Which metrics to look at?
Page crawled, Average word count per page and Average text to code ratio
The first indicator Page crawled shows you immediately if the two profiles have crawled the same number of pages.
If the difference is not significant, you can check two on page indicators:
- Average word count per page
- Average text to code ratio
If there are less words per page on average, it means that part of the page content is not available without JS rendering.
Similarly, if the text to ratio is lower, it means that some of the page content is not available without JS rendering.
The text to code ratio measures how much of a page’s content is visible (text) and how much is encoded content (code). The higher the percentage reported, the more text the page contains compared to the amount of code.
Depth, Inrank and Inlinks
You can then look at the metrics related to your internal mesh that are more sensitive. That a small part of the page content is not available without JS rendering is not necessarily problematic for your SEO, but if it impacts your internal mesh, the consequences on the crawlability of your site and the crawl budget are more important.

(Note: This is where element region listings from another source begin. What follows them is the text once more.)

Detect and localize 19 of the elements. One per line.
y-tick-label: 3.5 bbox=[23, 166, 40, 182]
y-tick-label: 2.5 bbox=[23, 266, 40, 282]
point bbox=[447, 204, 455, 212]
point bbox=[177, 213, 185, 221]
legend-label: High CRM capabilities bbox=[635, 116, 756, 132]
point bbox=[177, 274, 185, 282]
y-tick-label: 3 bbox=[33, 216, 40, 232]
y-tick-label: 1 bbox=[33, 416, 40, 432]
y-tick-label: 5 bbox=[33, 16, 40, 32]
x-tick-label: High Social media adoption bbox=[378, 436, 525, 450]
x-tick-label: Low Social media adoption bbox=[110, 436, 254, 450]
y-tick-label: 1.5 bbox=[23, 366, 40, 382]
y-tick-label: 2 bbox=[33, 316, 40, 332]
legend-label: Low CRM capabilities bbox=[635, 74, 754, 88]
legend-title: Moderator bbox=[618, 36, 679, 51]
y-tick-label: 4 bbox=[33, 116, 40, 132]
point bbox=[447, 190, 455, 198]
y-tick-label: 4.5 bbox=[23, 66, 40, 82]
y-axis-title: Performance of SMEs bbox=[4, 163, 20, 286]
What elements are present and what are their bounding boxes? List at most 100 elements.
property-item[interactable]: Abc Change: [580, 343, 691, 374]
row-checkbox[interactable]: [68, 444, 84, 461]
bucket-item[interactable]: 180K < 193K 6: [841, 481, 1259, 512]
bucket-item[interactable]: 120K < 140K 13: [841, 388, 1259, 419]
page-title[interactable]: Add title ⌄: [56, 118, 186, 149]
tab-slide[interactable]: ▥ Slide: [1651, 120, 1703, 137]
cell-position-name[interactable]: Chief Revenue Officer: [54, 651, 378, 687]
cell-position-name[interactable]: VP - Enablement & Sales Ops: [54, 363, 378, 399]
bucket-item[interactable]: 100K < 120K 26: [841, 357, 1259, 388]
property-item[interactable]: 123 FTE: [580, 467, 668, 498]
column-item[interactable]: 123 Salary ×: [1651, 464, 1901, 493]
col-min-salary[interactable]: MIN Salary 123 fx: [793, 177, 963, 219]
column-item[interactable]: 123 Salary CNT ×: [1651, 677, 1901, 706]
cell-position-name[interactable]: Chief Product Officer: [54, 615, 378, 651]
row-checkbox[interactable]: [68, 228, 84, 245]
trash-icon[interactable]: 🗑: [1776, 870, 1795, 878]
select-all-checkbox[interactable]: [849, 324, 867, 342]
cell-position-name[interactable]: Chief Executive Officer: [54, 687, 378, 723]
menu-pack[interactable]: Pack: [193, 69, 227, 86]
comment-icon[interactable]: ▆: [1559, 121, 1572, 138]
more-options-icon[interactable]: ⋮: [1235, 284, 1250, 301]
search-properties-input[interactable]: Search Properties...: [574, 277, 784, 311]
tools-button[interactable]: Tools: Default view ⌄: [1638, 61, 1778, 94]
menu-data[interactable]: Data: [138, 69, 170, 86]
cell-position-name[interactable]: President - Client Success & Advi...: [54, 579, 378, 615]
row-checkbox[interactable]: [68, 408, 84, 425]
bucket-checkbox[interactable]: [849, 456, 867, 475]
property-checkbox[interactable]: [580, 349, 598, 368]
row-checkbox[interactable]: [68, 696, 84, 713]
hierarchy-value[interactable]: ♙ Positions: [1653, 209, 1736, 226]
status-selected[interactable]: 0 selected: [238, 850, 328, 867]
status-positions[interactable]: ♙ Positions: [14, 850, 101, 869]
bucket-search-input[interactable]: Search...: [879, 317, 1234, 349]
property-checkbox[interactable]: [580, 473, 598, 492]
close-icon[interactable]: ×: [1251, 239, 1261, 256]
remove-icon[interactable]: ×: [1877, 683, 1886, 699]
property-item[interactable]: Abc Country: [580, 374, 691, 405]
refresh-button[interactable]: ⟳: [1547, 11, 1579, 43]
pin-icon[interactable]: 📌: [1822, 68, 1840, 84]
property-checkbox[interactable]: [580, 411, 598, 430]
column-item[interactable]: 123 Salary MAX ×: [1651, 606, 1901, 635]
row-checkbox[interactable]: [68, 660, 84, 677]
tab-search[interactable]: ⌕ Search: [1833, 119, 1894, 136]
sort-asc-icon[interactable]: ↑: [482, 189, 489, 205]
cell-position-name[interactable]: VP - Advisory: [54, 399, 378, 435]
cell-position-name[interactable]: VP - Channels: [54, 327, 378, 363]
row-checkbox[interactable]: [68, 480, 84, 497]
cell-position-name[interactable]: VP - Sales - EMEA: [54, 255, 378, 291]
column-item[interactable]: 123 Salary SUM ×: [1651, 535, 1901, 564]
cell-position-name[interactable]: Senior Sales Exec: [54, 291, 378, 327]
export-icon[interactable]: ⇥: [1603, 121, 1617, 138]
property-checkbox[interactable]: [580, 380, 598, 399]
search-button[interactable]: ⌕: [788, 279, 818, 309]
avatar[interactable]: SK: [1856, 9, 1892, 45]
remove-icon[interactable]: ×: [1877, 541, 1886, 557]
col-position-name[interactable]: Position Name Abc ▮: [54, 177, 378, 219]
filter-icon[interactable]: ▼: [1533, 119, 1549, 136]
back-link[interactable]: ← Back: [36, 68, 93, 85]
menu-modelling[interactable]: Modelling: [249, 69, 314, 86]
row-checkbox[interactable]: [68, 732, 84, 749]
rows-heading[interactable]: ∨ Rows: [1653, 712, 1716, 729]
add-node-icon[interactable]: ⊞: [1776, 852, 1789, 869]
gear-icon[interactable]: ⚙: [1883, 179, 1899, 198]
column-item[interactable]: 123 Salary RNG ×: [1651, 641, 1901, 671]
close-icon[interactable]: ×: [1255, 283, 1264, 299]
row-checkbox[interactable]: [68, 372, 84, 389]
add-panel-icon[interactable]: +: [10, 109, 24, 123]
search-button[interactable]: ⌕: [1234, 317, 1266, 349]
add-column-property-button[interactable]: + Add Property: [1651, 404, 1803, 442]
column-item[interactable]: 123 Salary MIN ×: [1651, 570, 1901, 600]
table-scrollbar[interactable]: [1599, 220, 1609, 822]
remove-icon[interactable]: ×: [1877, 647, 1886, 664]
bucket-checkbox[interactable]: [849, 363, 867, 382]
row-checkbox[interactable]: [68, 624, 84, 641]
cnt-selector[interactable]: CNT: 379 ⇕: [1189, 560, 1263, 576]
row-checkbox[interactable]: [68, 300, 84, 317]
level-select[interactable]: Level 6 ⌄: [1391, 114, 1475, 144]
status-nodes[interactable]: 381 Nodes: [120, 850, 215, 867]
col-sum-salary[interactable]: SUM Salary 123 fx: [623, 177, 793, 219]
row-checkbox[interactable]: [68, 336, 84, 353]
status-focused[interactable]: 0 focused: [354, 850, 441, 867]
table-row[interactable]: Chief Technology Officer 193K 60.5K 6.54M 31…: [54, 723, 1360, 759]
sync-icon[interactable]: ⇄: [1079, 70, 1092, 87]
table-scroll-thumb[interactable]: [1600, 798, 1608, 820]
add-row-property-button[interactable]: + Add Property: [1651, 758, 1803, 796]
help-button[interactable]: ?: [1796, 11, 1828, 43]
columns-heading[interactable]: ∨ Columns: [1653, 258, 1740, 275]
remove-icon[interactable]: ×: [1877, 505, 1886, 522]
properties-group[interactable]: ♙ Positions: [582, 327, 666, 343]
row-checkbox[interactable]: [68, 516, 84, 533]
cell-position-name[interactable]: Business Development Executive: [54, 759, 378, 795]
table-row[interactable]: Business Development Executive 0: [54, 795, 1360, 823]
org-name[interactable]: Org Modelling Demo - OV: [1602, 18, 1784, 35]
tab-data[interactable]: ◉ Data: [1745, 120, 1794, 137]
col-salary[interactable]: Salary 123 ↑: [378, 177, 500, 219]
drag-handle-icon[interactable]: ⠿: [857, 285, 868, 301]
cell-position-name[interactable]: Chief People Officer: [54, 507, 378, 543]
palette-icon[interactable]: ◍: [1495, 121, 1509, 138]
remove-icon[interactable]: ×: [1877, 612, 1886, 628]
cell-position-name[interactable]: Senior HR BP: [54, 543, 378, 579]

Compare the average depth, the average Inrank, the average number of Inlinks and internal outlinks.
An increasing average depth, a decreasing average inrank and a decreasing average number of inlinks and outlinks are indicators of the existence of mesh blocks managed in JS not pre-rendered on the server side. As a result, some of the links are not immediately available to the google bot.
The data explorer will allow you to play with the filters to highlight these elements.
Go further with the data explorer and the URL details
In the data explorer
When you look at the Crawl over Crawl data in the data explorer, you will see two columns of URLs: one for the Crawl 1 URLs and one for the Crawl 2 URLs.
You can then add each of the metrics mentioned above (crawled pages, wordcount, text to code ration, depth, inrank, inlinks) twice each to display the value of Crawl 1 and Crawl 2 side by side.
By using the filters you will be able to identify the URLs with the largest differences.
If you’ve identified differences between the SSR and/or Prerendered version and the client-side rendered version, then you’ll need to go into more detail to understand which JS elements are not optimized for SEO.
By clicking on a page in the data-explorer, you switch to the URL details and you can then view the source code as seen by Oncraw by clicking on the “view source” tab.
You can then retrieve the HTML code by clicking on Copy HTML source.
At the top left, you can switch from one crawl to another to retrieve the other version of the code.
By using an html code comparison tool, you can compare the two versions of a page, with JS and without JS executed on the client side. For the rest, it’s up to you!